Un papillon de nuit tinéoïde avec un appareil génital mâle remarquable est décrit comme la nouvelle espèce et le genre Forcepsites michalskii de l’ambre baltique éocène. La femelle et le mâle sont préservés ensemble en position rapprochée et avec l’abdomen orienté l’un vers l’autre, ce qui suggère que ces papillons ont été piégés dans la résine fraîche pendant l’accouplement. Un fort flux laminaire de résine, qui est indiqué par plusieurs parties dérivées du corps de la femelle, aurait pu les séparer sur la courte distance observée maintenant. Ce spécimen pourrait donc représenter le premier exemple de Lépidoptère fossile capturé dans la copule.

On suppose que Forcepsites michalskii était une espèce forestière, car les individus capturés dans la copule ne peuvent être documentés qu’à partir du lieu où cette espèce vivait et s’accouplait.

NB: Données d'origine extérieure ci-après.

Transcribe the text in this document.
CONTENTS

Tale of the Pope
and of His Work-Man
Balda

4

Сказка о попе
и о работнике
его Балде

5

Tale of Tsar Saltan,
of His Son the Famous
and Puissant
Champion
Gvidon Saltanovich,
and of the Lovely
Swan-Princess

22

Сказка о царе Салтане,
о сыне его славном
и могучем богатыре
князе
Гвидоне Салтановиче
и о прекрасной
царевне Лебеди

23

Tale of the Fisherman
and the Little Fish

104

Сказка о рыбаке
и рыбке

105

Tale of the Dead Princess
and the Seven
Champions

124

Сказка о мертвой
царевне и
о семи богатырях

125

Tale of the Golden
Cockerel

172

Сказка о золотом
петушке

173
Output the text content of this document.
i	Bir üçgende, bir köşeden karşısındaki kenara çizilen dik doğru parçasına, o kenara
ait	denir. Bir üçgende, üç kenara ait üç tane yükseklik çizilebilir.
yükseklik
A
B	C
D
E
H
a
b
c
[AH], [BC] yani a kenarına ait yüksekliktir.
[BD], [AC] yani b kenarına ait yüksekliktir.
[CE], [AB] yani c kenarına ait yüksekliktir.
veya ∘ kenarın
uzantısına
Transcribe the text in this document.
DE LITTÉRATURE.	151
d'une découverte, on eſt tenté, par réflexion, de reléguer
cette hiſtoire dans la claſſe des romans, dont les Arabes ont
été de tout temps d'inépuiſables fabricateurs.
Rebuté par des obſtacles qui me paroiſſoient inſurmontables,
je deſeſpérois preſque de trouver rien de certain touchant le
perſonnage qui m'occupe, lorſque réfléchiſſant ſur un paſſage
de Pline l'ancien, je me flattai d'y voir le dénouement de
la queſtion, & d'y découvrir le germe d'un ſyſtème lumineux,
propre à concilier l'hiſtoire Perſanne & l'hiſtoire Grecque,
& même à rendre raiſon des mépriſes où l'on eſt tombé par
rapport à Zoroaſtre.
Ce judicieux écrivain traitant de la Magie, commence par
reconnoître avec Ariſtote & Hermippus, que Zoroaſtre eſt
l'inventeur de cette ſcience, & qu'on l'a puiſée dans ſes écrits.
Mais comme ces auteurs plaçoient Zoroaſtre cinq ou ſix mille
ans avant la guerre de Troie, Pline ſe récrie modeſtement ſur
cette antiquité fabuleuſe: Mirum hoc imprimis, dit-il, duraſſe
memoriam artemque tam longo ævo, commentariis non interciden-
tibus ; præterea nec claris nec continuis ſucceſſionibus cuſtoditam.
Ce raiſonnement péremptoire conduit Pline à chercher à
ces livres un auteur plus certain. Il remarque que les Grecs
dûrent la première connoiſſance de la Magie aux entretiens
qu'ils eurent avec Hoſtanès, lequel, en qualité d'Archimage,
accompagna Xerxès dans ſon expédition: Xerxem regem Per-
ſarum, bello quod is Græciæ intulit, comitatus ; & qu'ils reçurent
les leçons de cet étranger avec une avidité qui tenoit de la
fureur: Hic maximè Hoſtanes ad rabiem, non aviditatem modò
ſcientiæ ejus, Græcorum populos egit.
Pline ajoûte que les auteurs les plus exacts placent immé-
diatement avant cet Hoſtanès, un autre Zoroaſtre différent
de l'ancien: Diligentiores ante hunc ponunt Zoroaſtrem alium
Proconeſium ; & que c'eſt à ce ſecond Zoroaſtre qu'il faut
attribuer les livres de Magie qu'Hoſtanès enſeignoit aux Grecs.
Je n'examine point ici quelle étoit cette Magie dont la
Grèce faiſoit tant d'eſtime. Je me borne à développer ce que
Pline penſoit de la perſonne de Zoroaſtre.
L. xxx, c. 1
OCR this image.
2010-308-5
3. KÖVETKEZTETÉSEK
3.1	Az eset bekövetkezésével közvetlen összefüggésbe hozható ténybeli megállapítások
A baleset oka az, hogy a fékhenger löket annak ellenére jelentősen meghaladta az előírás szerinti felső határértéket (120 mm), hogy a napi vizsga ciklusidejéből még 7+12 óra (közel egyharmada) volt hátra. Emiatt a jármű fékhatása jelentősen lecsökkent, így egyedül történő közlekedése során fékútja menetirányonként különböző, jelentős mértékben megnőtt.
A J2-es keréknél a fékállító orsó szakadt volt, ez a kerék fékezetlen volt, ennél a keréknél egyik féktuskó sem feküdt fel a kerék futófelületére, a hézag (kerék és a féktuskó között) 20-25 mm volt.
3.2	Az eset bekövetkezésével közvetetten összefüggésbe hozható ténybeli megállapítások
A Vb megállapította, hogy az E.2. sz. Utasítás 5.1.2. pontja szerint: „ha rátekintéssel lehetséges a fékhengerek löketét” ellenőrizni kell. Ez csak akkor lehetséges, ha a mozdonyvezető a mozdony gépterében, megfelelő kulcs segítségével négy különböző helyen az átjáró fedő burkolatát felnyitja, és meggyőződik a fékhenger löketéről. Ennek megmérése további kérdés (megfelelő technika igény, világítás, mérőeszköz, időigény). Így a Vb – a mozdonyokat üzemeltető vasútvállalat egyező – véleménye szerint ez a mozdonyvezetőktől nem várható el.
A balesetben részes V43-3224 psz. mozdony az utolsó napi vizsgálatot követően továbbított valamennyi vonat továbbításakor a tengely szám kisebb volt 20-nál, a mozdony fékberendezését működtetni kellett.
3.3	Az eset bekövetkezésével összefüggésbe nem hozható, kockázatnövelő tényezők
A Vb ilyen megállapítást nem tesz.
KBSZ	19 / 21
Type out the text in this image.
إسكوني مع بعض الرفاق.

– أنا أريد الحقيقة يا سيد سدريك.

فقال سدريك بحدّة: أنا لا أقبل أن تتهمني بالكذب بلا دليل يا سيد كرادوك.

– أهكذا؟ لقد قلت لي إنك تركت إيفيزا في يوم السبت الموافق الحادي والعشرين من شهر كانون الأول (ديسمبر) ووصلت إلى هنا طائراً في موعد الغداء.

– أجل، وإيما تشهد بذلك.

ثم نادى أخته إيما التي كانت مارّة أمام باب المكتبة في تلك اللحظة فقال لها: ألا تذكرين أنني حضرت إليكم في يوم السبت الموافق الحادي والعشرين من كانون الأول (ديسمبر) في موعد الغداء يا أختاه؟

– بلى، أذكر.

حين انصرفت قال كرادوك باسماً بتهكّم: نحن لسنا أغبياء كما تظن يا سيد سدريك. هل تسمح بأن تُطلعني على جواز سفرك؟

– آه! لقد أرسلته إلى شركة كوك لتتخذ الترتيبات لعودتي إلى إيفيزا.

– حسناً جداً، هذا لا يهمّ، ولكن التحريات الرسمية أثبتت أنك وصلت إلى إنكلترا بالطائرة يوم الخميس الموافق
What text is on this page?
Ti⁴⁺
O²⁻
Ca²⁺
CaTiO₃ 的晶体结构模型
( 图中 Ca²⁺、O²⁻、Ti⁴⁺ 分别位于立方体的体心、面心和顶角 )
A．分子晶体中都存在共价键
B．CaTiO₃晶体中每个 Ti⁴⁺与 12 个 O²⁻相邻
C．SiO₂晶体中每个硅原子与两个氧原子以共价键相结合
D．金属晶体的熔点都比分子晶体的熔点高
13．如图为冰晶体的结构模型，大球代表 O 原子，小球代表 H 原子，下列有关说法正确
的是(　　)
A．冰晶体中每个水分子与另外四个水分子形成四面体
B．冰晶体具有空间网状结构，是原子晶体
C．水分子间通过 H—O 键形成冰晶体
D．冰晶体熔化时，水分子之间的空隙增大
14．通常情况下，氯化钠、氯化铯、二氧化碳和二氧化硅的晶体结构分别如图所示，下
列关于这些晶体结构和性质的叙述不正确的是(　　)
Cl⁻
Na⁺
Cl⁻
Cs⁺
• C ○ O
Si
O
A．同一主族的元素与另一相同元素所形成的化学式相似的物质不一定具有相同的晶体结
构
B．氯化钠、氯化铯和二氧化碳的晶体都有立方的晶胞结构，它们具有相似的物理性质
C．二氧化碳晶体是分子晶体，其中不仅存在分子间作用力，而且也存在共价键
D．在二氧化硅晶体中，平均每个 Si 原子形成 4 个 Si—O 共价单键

Les femelles et les mâles de F. michalskii présentent des dimorphismes sexuels dans la taille du corps, la longueur des ailes, la proportion de l’abdomen, la taille des yeux composés, et la morphologie des palpes maxillaires, ainsi que des antennes. Sur la base des antennes distinctes plus grandes et plus épaisses du mâle, ainsi que de ses yeux plus grands, il est suggéré que la femelle pourrait être le sexe appelant chez cette espèce, comme cela a également été rapporté pour les espèces de Tineidae existantes.

ACKNOWLEDGMENTS

A. Michalski (Wroclaw, Pologne) est remercié pour avoir fourni ce spécimen exceptionnel et attiré notre attention sur lui. M. Schwarz du Oberösterreichisches Landesmuseum (Linz, Autriche) a aimablement soutenu le dépistage de leur collection de lépidoptères. MKH a bénéficié d’une bourse de la Studienstiftung des deutschen Volkes et remercie S. Harzsch (Greifswald, Allemagne) pour son soutien. Nous reconnaissons les précieux commentaires scientifiques de M. Heikkilä et C. Haug (Munich, Allemagne) sur le manuscrit, ainsi que les commentaires de J. Krieger (Greifswald, Allemagne) et le soutien de C. MacGraphery (Freising, Allemagne) et Y. Goldman (Collinsville, CT, US) pour la vérification du texte anglais en tant que locuteurs natifs. En outre, nous remercions deux réviseurs anonymes pour leurs commentaires utiles.